Emerging research reveals significantly higher accuracy for photon-counting detector computed tomography (PCD-CT) in detecting obstructive coronary artery disease (CAD) in contrast to energy-integrating CT (EID-CT) and may facilitate a nearly 15 percent reduction of referrals for invasive coronary angiography (ICA) procedures.
For the prospective multicenter study, recently published in European Radiology, researchers compared the use of PCD-CT and EID-CT for detecting CAD in 252 patients with stable chest pain and > 50 percent stenosis undergoing invasive coronary angiography (ICA). The PCD-CT cohort was comprised of 143 patients (average age of 66) with a total of 572 evaluated vessels and 2,431 segments, and the EID-CT group (average age of 65) had 109 patients with a total of 436 assessed vessels and 1,853 segments, according to the study.
For patients with > 50 percent stenosis, the study authors found that PCD-CT offered 10.2 percent, 13.8 percent and 5.3 percent higher accuracy than EID-CT at the patient level, vessel level and segment level respectively.
Photon-counting CT also demonstrated over 20 percent higher accuracy than EID-CT for detecting stenosis > 70 percent (90.9 percent vs. 70.6 percent) at the patient level, according to the researchers. In this patient population, the study authors also noted 13.7 percent higher accuracy at the vessel level (94.6 percent vs. 80.9 percent) and 4.5 percent higher accuracy at the segment level (98.6 percent vs. 94.1 percent).

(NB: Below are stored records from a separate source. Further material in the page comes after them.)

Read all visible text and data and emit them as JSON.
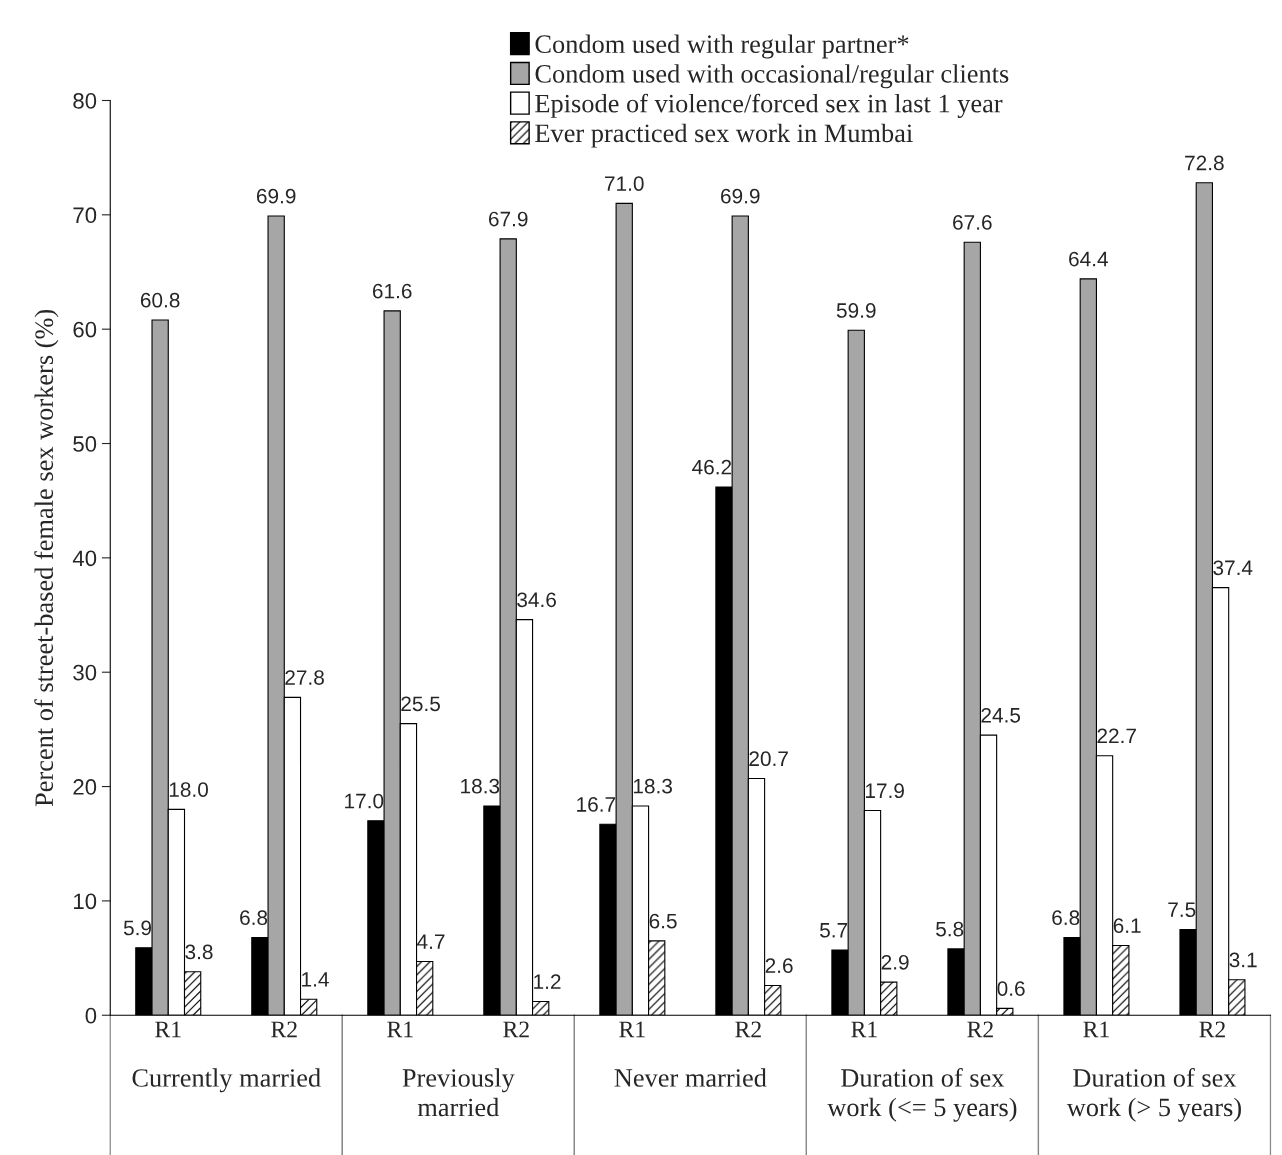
{
  "chart_data": {
    "type": "bar",
    "ylabel": "Percent of street-based female sex workers (%)",
    "categories": [
      "R1",
      "R2",
      "R1",
      "R2",
      "R1",
      "R2",
      "R1",
      "R2",
      "R1",
      "R2"
    ],
    "annotations": [
      "Currently married",
      "Previously\nmarried",
      "Never married",
      "Duration of sex\nwork (<= 5 years)",
      "Duration of sex\nwork (> 5 years)"
    ],
    "series": [
      {
        "name": "Condom used with regular partner*",
        "color": "#000000",
        "values": [
          5.9,
          6.8,
          17.0,
          18.3,
          16.7,
          46.2,
          5.7,
          5.8,
          6.8,
          7.5
        ],
        "value_labels": [
          "5.9",
          "6.8",
          "17.0",
          "18.3",
          "16.7",
          "46.2",
          "5.7",
          "5.8",
          "6.8",
          "7.5"
        ]
      },
      {
        "name": "Condom used with occasional/regular clients",
        "color": "#a6a6a6",
        "values": [
          60.8,
          69.9,
          61.6,
          67.9,
          71.0,
          69.9,
          59.9,
          67.6,
          64.4,
          72.8
        ],
        "value_labels": [
          "60.8",
          "69.9",
          "61.6",
          "67.9",
          "71.0",
          "69.9",
          "59.9",
          "67.6",
          "64.4",
          "72.8"
        ]
      },
      {
        "name": "Episode of violence/forced sex in last 1 year",
        "color": "#ffffff",
        "values": [
          18.0,
          27.8,
          25.5,
          34.6,
          18.3,
          20.7,
          17.9,
          24.5,
          22.7,
          37.4
        ],
        "value_labels": [
          "18.0",
          "27.8",
          "25.5",
          "34.6",
          "18.3",
          "20.7",
          "17.9",
          "24.5",
          "22.7",
          "37.4"
        ]
      },
      {
        "name": "Ever practiced sex work in Mumbai",
        "color": "#000000",
        "values": [
          3.8,
          1.4,
          4.7,
          1.2,
          6.5,
          2.6,
          2.9,
          0.6,
          6.1,
          3.1
        ],
        "value_labels": [
          "3.8",
          "1.4",
          "4.7",
          "1.2",
          "6.5",
          "2.6",
          "2.9",
          "0.6",
          "6.1",
          "3.1"
        ]
      }
    ],
    "ylim": [
      0,
      80
    ],
    "yticks": [
      0,
      10,
      20,
      30,
      40,
      50,
      60,
      70,
      80
    ],
    "grid": false,
    "legend": "top"
  }
}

“The results showed that PCD-CT demonstrated excellent vessel- and segment-based performance for stable angina patients referred for CCTA and yielded significantly higher patient-level accuracy than EID-CT.,” wrote lead study author Melissa Boussoussou, M.D., Ph.D., who is affiliated with the Semmelweis University Heart and Vascular Center in Budapest, Hungary, and colleagues.
The study authors also utilized a Monte Carlo simulation model and the diagnostic accuracy assessments of PCD-CT and EID-CT in a cohort of patients with CAD-RADS 3 or CAD-RADS 4 in order to assess potential differences in referrals for ICA procedures. In this model, patients with > CAD-RADS 4 were eligible for direct ICA referral whereas those with CAD-RADS 3 only had ICA if there were positive results with function testing.
Three Key Takeaways
- PCD-CT markedly improves diagnostic accuracy for obstructive CAD. It outperformed EID-CT by 13.7 percent at the patient, by 4.5 percent at the vessel level and by >20 percent at the patient level for detecting >70% stenosis.
- Higher accuracy with PCD-CT can reduce unnecessary invasive angiography. Simulation modeling projected a nearly 15 percent decrease in ICA referrals compared to EID-CT.
- PCD-CT supports more efficient care pathways in stable chest pain. Strong vessel- and segment-level performance suggests potential for safer, streamlined evaluation, though broader validation and guidance on ultra-high-resolution (UHR) protocols are needed.
Out of 30,000 iterations of the simulation model, the researchers noted a 14.8 percent reduction in ICA referrals for PCD-CT in contrast to EID-CT (821.7 vs. 964.3).
“By lowering the reliance on ICA, the associated risks and potential complications are also diminished, contributing to improved patient safety. Additionally, this shift in practice alleviates the workload on healthcare providers and reduces resource strain, resulting in more efficient management of patient care and easing the overall burden on health-care systems,” added Boussoussou and colleagues.
(Editor’s note: For related content, see “Why Plaque Burden is Critical to Assessing Cardiovascular Risk: An Interview with Ibrahim Danad, MD, PhD,” “Emerging Advances in Photon-Counting Computed Tomography” and “Photon-Counting CT Study Examines Impact of Scan Mode on Radiation Dosing for CCTA in Patients with Non-Acute Chest Pain.”)
In regard to study limitations, the authors acknowledged a relatively small sample size for a multicenter cohort, a lack of guideline insight on the use of ultra-high resolution for PCD-CT and a lack of quantitative analysis for ICA.